# Die schnellste Gentoo installation

## Slalomsk8er

Ich hatte mal im englischen Forum ein Post über die super schnelle Installation gelesen.

Leider ist die Anleitung für mich nicht länger zu finden  :Sad: 

Zusammengefasst könnte man sagen, dass einfach das GRP der LiveCD auf den Rechner kopiert wird.

Reboot ohne CD.

Konfigurieren und das arbeitsfähige System neben bei neu compilieren.

Ein arbeitsfähiges System in ca. 2 Std, mit oder ohne installer ist das Ziel.

Wer kann helfen oder hat die alte Anleitung?

----------

## gabelhonz

Super schnell find ich 2 Stunden ja nicht.

Ne Stage3 dauert ja maximal ohne jegliche tools maximal ne Stunde...

aber diese Anleitung kenn ich leider auch nich, würde ich gerne auch mal lesen...

gruß

----------

## Slalomsk8er

Eine stage3 ist ja auch kein arbeitsfähiges System  :Wink: 

Xorg

ein Desktop oder WM

GIMP

Blender

OpenOffice

Firefox

Thunderbird

Falls Blender in unter einer Stunde compiliert, der Rest ist glaube ich in der GRP.

----------

## Hilefoks

Moin,

wieso, - wenn du eine GRP installation machst hast du ja unter 2 Std. ein laufendes Gentoo (solange dein Rechner schnell ist und du kein emerge sync & emerge world machst). Neben syslog und nen cron braucht man dann ja nichts übersetzen.

Mfg Hilefoks

----------

## Slalomsk8er

Bei mir leider nicht, das letzte mal hatte es 2 Tage gebraucht, bis ich GNOME am laufen hatte.

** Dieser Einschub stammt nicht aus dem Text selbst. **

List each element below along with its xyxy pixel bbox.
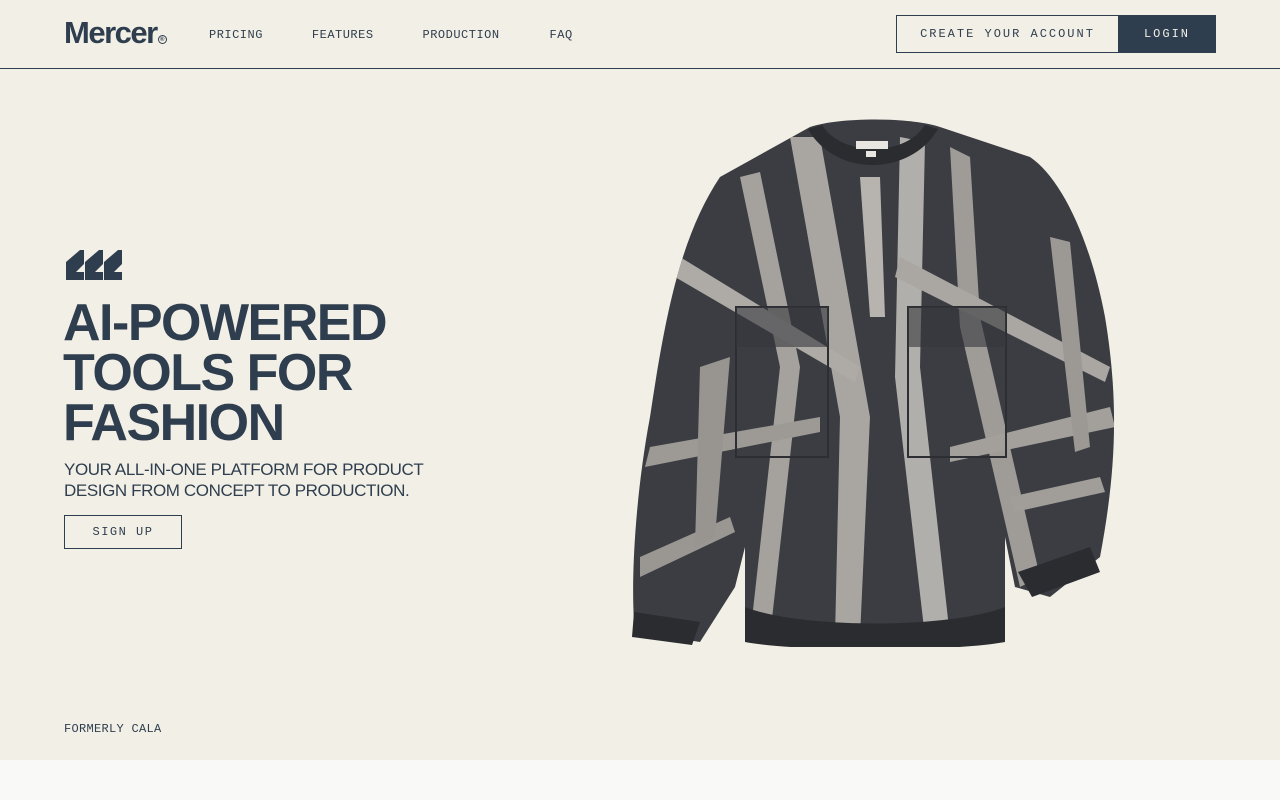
nav-faq[interactable]: FAQ xyxy=(550,27,573,43)
nav-features[interactable]: FEATURES xyxy=(312,27,374,43)
create-account-button[interactable]: CREATE YOUR ACCOUNT xyxy=(896,15,1119,53)
headline-line-2: TOOLS FOR xyxy=(63,344,353,402)
registered-mark-icon: ® xyxy=(157,35,167,44)
hero-subheading: YOUR ALL-IN-ONE PLATFORM FOR PRODUCT DES… xyxy=(64,460,424,500)
site-header: Mercer ® PRICING FEATURES PRODUCTION FAQ … xyxy=(0,0,1280,69)
hero-section: AI-POWERED TOOLS FOR FASHION YOUR ALL-IN… xyxy=(0,69,1280,760)
triple-slash-logo-icon xyxy=(66,250,122,280)
hero-headline: AI-POWERED TOOLS FOR FASHION xyxy=(63,294,483,452)
below-fold-section xyxy=(0,760,1280,800)
login-button[interactable]: LOGIN xyxy=(1118,15,1216,53)
mercer-logo[interactable]: Mercer ® xyxy=(64,16,167,50)
headline-line-3: FASHION xyxy=(63,394,285,452)
main-nav: PRICING FEATURES PRODUCTION FAQ xyxy=(209,27,573,43)
landing-page: Mercer ® PRICING FEATURES PRODUCTION FAQ … xyxy=(0,0,1280,800)
nav-production[interactable]: PRODUCTION xyxy=(423,27,500,43)
sign-up-button[interactable]: SIGN UP xyxy=(64,515,182,549)
nav-pricing[interactable]: PRICING xyxy=(209,27,263,43)
headline-line-1: AI-POWERED xyxy=(63,294,388,352)
logo-text: Mercer xyxy=(64,15,158,50)
tie-dye-sweatshirt-image xyxy=(632,119,1115,647)
formerly-cala-text: FORMERLY CALA xyxy=(64,722,162,736)
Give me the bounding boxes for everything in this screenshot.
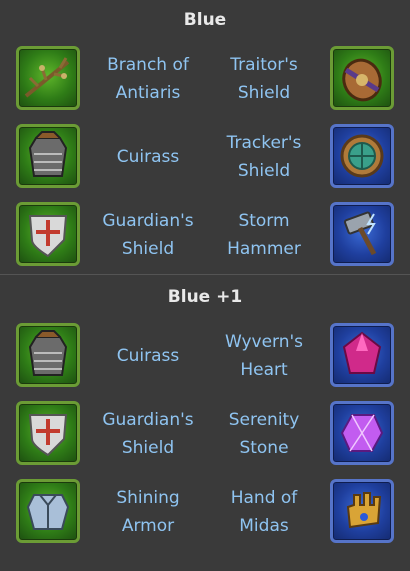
item-row: Guardian's Shield Storm Hammer (0, 196, 410, 274)
item-list: Blue Branch of Antiaris Traitor's Shield (0, 0, 410, 571)
item-name: Tracker's Shield (226, 133, 302, 181)
cuirass-icon[interactable] (16, 124, 80, 188)
item-row: Branch of Antiaris Traitor's Shield (0, 40, 410, 118)
round-shield-icon[interactable] (330, 124, 394, 188)
cross-shield-icon[interactable] (16, 202, 80, 266)
item-name: Guardian's Shield (102, 410, 194, 458)
item-name: Traitor's Shield (230, 55, 298, 103)
branch-icon[interactable] (16, 46, 80, 110)
item-name: Branch of Antiaris (107, 55, 189, 103)
item-name: Cuirass (116, 346, 180, 366)
shield-icon[interactable] (330, 46, 394, 110)
item-name: Storm Hammer (227, 211, 301, 259)
hammer-icon[interactable] (330, 202, 394, 266)
item-name: Wyvern's Heart (224, 332, 304, 380)
item-name: Serenity Stone (228, 410, 300, 458)
item-name: Cuirass (116, 147, 180, 167)
gem-icon[interactable] (330, 323, 394, 387)
item-name: Guardian's Shield (102, 211, 194, 259)
item-name: Shining Armor (116, 488, 180, 536)
item-row: Cuirass Tracker's Shield (0, 118, 410, 196)
item-row: Shining Armor Hand of Midas (0, 473, 410, 551)
crystal-icon[interactable] (330, 401, 394, 465)
gauntlet-icon[interactable] (330, 479, 394, 543)
section-title-blue-plus-1: Blue +1 (167, 287, 243, 307)
section-divider (0, 274, 410, 275)
item-row: Cuirass Wyvern's Heart (0, 317, 410, 395)
cross-shield-icon[interactable] (16, 401, 80, 465)
item-row: Guardian's Shield Serenity Stone (0, 395, 410, 473)
armor-icon[interactable] (16, 479, 80, 543)
cuirass-icon[interactable] (16, 323, 80, 387)
item-name: Hand of Midas (230, 488, 298, 536)
section-title-blue: Blue (183, 10, 227, 30)
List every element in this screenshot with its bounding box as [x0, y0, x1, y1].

Mal ein Problemchen hier mal ein bischen Doku da  :Shocked: 

Im Moment arbeite ich unter Ubuntu aber Gentoo ist schon immer "mein" OS gewesen, obwohl ich es bis jetzt nicht geschafft habe es mir zu eigen zu machen. Wenigstens bin ich nun entlich M$ los geworden  :Laughing: 

----------

## loki99

meinst du vielleicht eine "stage 4s" installation? hab in diesem thread was drüber gelesen. 

ist aber leider noch zukunftsmusik!

----------

## Slalomsk8er

So was in die Richtung, danke für den Link.

Die "original" Anleitung war jedoch eher eine art Hack  :Wink: 

----------

## platinumviper

 *Slalomsk8er wrote:*   

> Zusammengefasst könnte man sagen, dass einfach das GRP der LiveCD auf den Rechner kopiert wird.

 

Hol Dir zusätzlich eine Package-CD, dann hast Du alles wichtige. Installier nur Pakete, die nichts aus dem Internet nachladen.

platinumviper

----------

## Chiefengineerk

 *loki99 wrote:*   

> meinst du vielleicht eine "stage 4s" installation? 
> 
> ist aber leider noch zukunftsmusik!

 

Mal ne Frage dazu:

Stage1 ist alles selbst kompilieren

Stage3 ist (fast) nichts selbst kompilieren

Stage2 ist irgendwo dazwischen

Aber was ist Stage4?

Und wenn wir grad dabei sind:wink: Welcher Stage ist für welche Zielgruppe geplant/gedacht

Gruß

Klaus

----------

## Schnitzel

Was es mit den Stages auf sich hat kannst du alles hier nachlesen:

http://www.gentoo.org/doc/de/handbook/handbook-x86.xml?part=1&chap=2

MfG Schnitzel

----------

## Hilefoks

Moin,

Stage4: Man installiert sich einmal "sein" Grundsystem (von mir aus auch mit X,KDE, etc.) und macht dann daraus ein neues Archiv. Dieses Archiv kann man dann immer wieder installieren, so wie ein Stage3 Archiv auch, nur hat man dann eben nicht nur ein Base-System sondern gleich ein fertiges System mit allem drum und dran. 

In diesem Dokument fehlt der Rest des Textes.